2.4 Pengertian Mortal Pulpotomi
Pulpotomi mortal adalah teknik perawatan endodontik dengan cara mengamputasi pulpa nekrotik
di kamar pulpa kemudian dilakukan sterilisasi dan penutupan saluran akar. Pulpa bagian koronal
yang nekrotik, mula-mula dibuang dan pulpa bagian akar yang telah terinfeksi dirawat dengan
larutan antiseptik yang kuat, yang diberikan kapas dan ditutup pada kamar pulpa selama 1-2
minggu.
Pada kunjungan kedua, larutan antiseptik ditempatkan diatas sisa-sisa pulpa di bagian akar
sebelum melakukan restorasi gigi. Adanya fistula yang dihubungkan dengan abses kronik, atau
derajat mobilitas gigi, tidaklah perlu merupakan kontra indikasi metode ini. Fistula diharapkan

menghilang setelah infeksi dikendalikan, dan gigi yang goyang menjadi kokoh sewaktu tulang
periapikal terbentuk kembali.

2.4.1 Langkah-langkah Mortal Pulpotomi


Langkah-langkah pulpotomi mortal adalah:
Kunjungan pertama:
1. Siapkan instrumen dan bahan.
2. Isolasi gigi dengan rubber dam.
3. Preparasi kavitas.
4. Eksavasi karies yang dalam.
1. Buang atap kamar pulpa dengan bor fisur steril dengan handpiece kecepatan
rendah.
2. Buang pulpa di bagian korona dengan ekskavator besar atau dengan bor bundar.
3. Cuci dan keringkan pulpa dengan air.
4. Letakkan arsen atau euparal pada bagian terdalam dari kavitas.
5. Tutup kavitas dengan tambalan sementara.
1. Bila memakai arsen, instruksikan pasien untuk kembali 1 sampai 3 hari.
Sedangkan jika memakai euparal instruksikan pasien untuk kembali
setelah 1 minggu.

Kunjungan kedua:
1. Isolasi gigi dengan rubber dam.
2. Buang tambalan sementara.
Lihat apakah pulpa masih vital atau sudah non vital.
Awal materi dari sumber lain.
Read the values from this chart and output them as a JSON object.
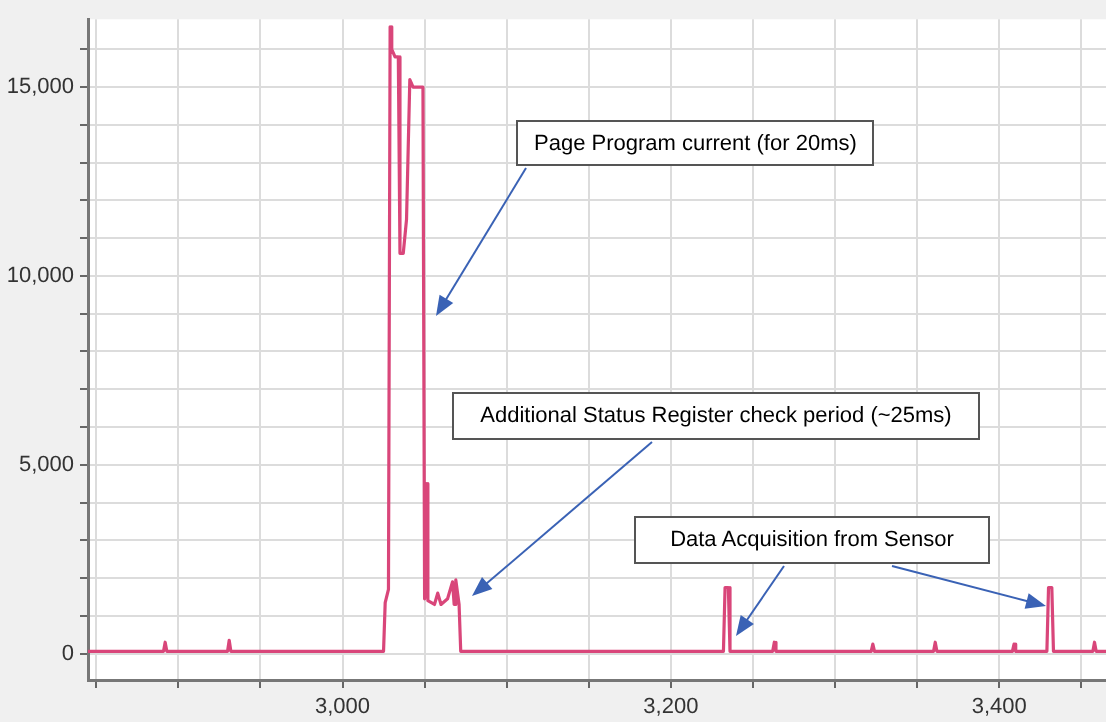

Bila masih vital, lakukan lagi perawatan
seperti pada kunjungan pertama, bila pulpa sudah non vital lakukan perawatan selanjutnya.
1. Berikan bahan antiseptik.

Tekan pasta antiseptik dengan kuat ke dalam saluran akar dengan cotton pellet.
1. Aplikasi semen zinc oxide eugenol.
2. Restorasi gigi dengan tambalan sementara.